Asked if he had spoken to Woods, McLaughlin paused and said, "It's not appropriate for me to talk about Tiger."
The players don't want to talk, either, although they anticipated such questions when they came to California.
"It's difficult for me to comment, because I only know what you know - probably less than what you know," Westwood said. "I was shocked when I heard it was a serious accident, then relieved to here he had been released from the hospital. Other than that, the rest is speculation and people putting their own assumption to things. I have no time for all that, and I don't want to be part of it."
Even in such an individual sport, there is a camaraderie that exists - Americans and Europeans, the No. 1 player and No. 120 player - because ultimately, the competition is between the player and the course.
British Open champion Stewart Cink pointed out that it still can be a lonely game, far different from football and baseball teams.
"It's hard when you don't have that built-in framework of the team, when you can sort of absorb yourself into a jersey," Cink said. "Out here, you're an island. When you play great, you're an island. When you play poorly, you're an island. And when you have some attention off the course that you'd rather not have, then you're an island."

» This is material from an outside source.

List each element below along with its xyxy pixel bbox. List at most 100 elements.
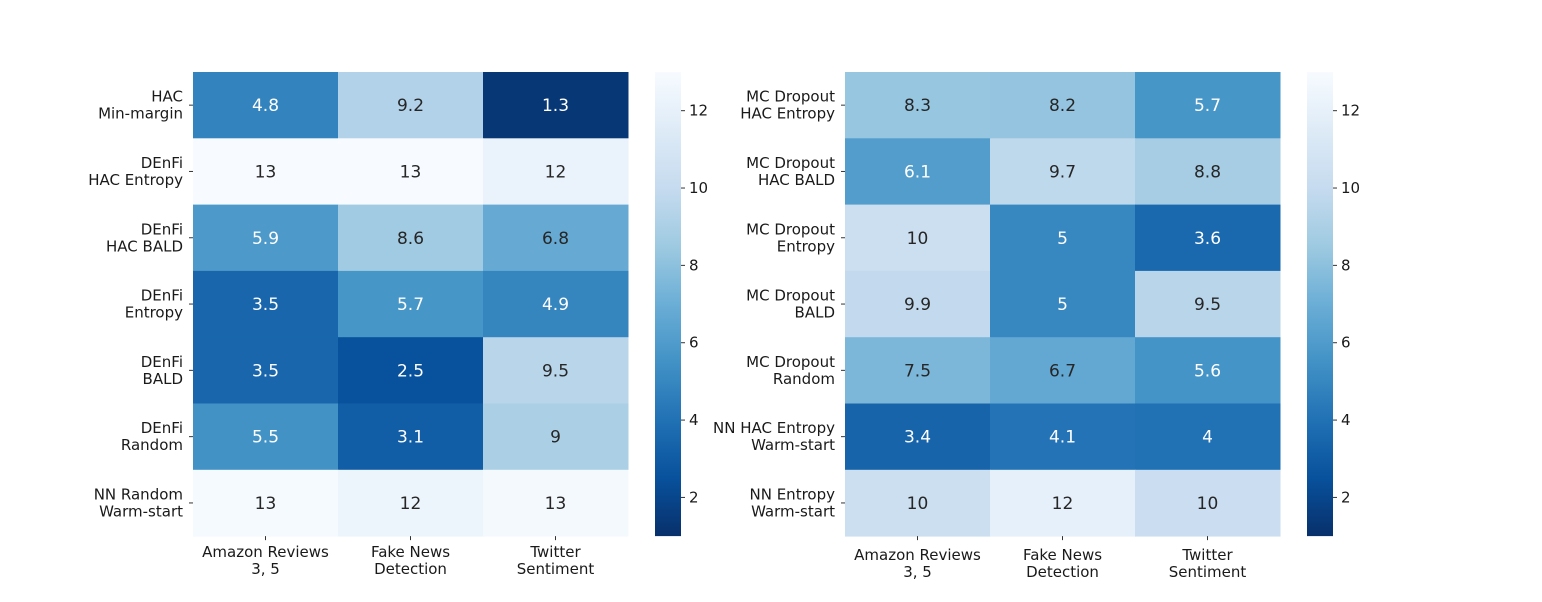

Woods is not likely to play again until the San Diego Invitational at Torrey Pines, which starts Jan. 28. Some players still have the Shark Shootout next week in Florida, others will open their season the first week of January in Hawaii.
Chances are, Woods will remain a topic of conversation.
"When you're the biggest sports star in the world, that goes with the territory," Harrington said. "You create these stories, and in six weeks' time, it might be somebody else's story. We'll have to wait and see what evolves. But the one thing that's for sure, we'll all be watching. As I said, that's human nature."